Intervention de Michel Billout

Réunion du 31 mars 2005 à 9h30
Aéroports — Article 2

Photo de Michel BilloutMichel Billout :

L'article 2 déclasse des biens du domaine public d'une valeur inestimable, et inestimée, dans aucun rapport parlementaire, pour les transférer purement et simplement à la société anonyme Aéroports de Paris.

Les 6 643 hectares de patrimoine foncier sont un véritable cadeau fait par le Gouvernement à cette nouvelle société et, surtout, à ses actionnaires. Même si, dans un premier temps, l'Etat reste majoritaire, il y a fort à parier que de nombreux actionnaires le rejoindront bientôt au sein du capital d'Aéroports de Paris.

A votre avis, monsieur le secrétaire d'Etat, les investisseurs intéressés par ADP seront-ils plutôt attirés par le service public aéroportuaire ou par le potentiel des biens transférés ? La réponse semble évidente et je pense que vous y avez réfléchi.

En ce qui concerne la valeur du patrimoine que le Gouvernement a décidé de déclasser, à défaut d'informations précises, le chiffre de 8 milliards d'euros en valeur d'acquisition circule. A combien estimez-vous, monsieur le secrétaire d'Etat, le montant du patrimoine foncier et immobilier que vous envisagez de déclasser et de transférer à la société anonyme ADP ? Cette question me semble importante.

Etes-vous en mesure de nous dire de quel apport financier va bénéficier la société ADP en vertu du déclassement lié à son changement de statut ?

Tiendrez-vous le législateur moins informé que l'investisseur qui sera désireux de placer son capital dans ADP ?

Le déclassement est une notion juridique bien utile, mais surtout bien pudique. On confie de cette manière à ADP, société privée - ou en voie de le devenir - un rôle d'aménageur, puisqu'elle disposera d'un potentiel foncier très important. D'ores et déjà, les communes qui possèdent sur leur territoire des parcelles propriété d'ADP sont l'objet de pressions pour faire classer ces zones en terrains aménageables ; je pourrais vous citer des exemples.

Ainsi, cette disposition ne peut se comprendre qu'à l'aune de l'élargissement des activités d'ADP et, plus précisément, de l'extension de ses compétences en matière non aéroportuaire.

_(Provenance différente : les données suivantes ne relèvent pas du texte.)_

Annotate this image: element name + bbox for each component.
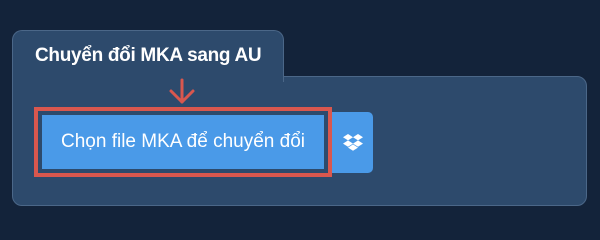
tab-title: Chuyển đổi MKA sang AU xyxy=(35,45,262,66)
converter-tab: Chuyển đổi MKA sang AU xyxy=(12,30,284,82)
choose-file-highlight: Chọn file MKA để chuyển đổi xyxy=(34,107,332,177)
dropbox-button[interactable] xyxy=(332,112,373,173)
arrow-down-icon xyxy=(169,78,195,104)
dropbox-icon xyxy=(342,134,363,151)
choose-file-button[interactable]: Chọn file MKA để chuyển đổi xyxy=(42,115,324,169)
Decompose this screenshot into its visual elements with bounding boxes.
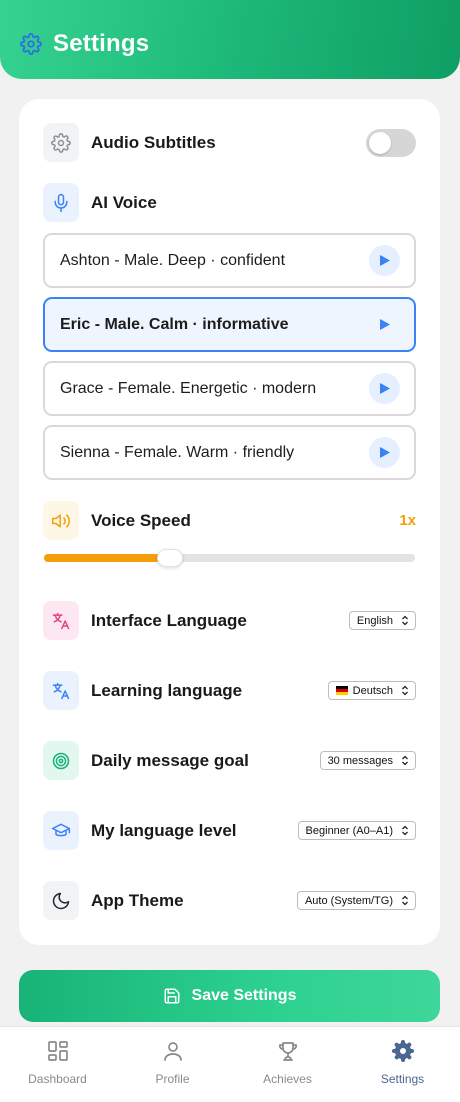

Le déclassement du domaine public comporte alors le risque non négligeable de la valorisation à tout prix des territoires et du fleurissement de projets de grands centres commerciaux aux abords des aéroports, comme c'est déjà le cas à Roissy.

Au mépris des territoires, de leur aménagement, de leur cohésion, de leur équilibre, vous avez choisi le principe de la domanialité privée, contrairement à ce qui se pratique ailleurs, notamment aux Etats-Unis, le pays modèle et inspirateur de toutes les réformes de portée libérale. Il y a quand même une certaine incompréhension. En effet, les Etats-Unis ont choisi de conserver le principe de la domanialité publique. Cette solution a également été retenue par l'Etat néerlandais, qui met gratuitement les terrains de l'aéroport de Schiphol à la disposition de la société gestionnaire Schiphol group.

Le gouvernement français lui, n'a aucun scrupule pour faire reculer, une nouvelle fois, les prérogatives de la puissance publique. La domanialité publique est pourtant la garantie nécessaire du contrôle de l'Etat sur les infrastructures nationales du territoire, de leur bonne affectation à l'accomplissement du service public.

Au-delà, de sérieuses questions de sécurité sont posées par le passage à la domanialité privée. Je pense, en particulier, à l'accès de l'Etat aux portes d'entrée sur le territoire national. C'est d'ailleurs cette considération qui avait justifié la création d'ADP sous forme d'établissement public.

Enfin, l'article 2 vise à préciser que les biens du domaine public nécessaires à l'exercice des missions de service public aéroportuaire par l'Etat ou ses établissements publics ne sont pas concernés par ce transfert. Ces dispositions soulèvent de nombreuses questions. Que faut-il entendre par missions de service public ? Le texte renvoie au cahier des charges qui sera défini ultérieurement par le Conseil d'Etat. Que faut-il entendre par biens du domaine nécessaires à l'exercice du service public ? Encore une fois, le texte renvoie au cahier des charges.

Décidément, ce texte, qui contient des enjeux majeurs, reste, paradoxalement, désespérément flou.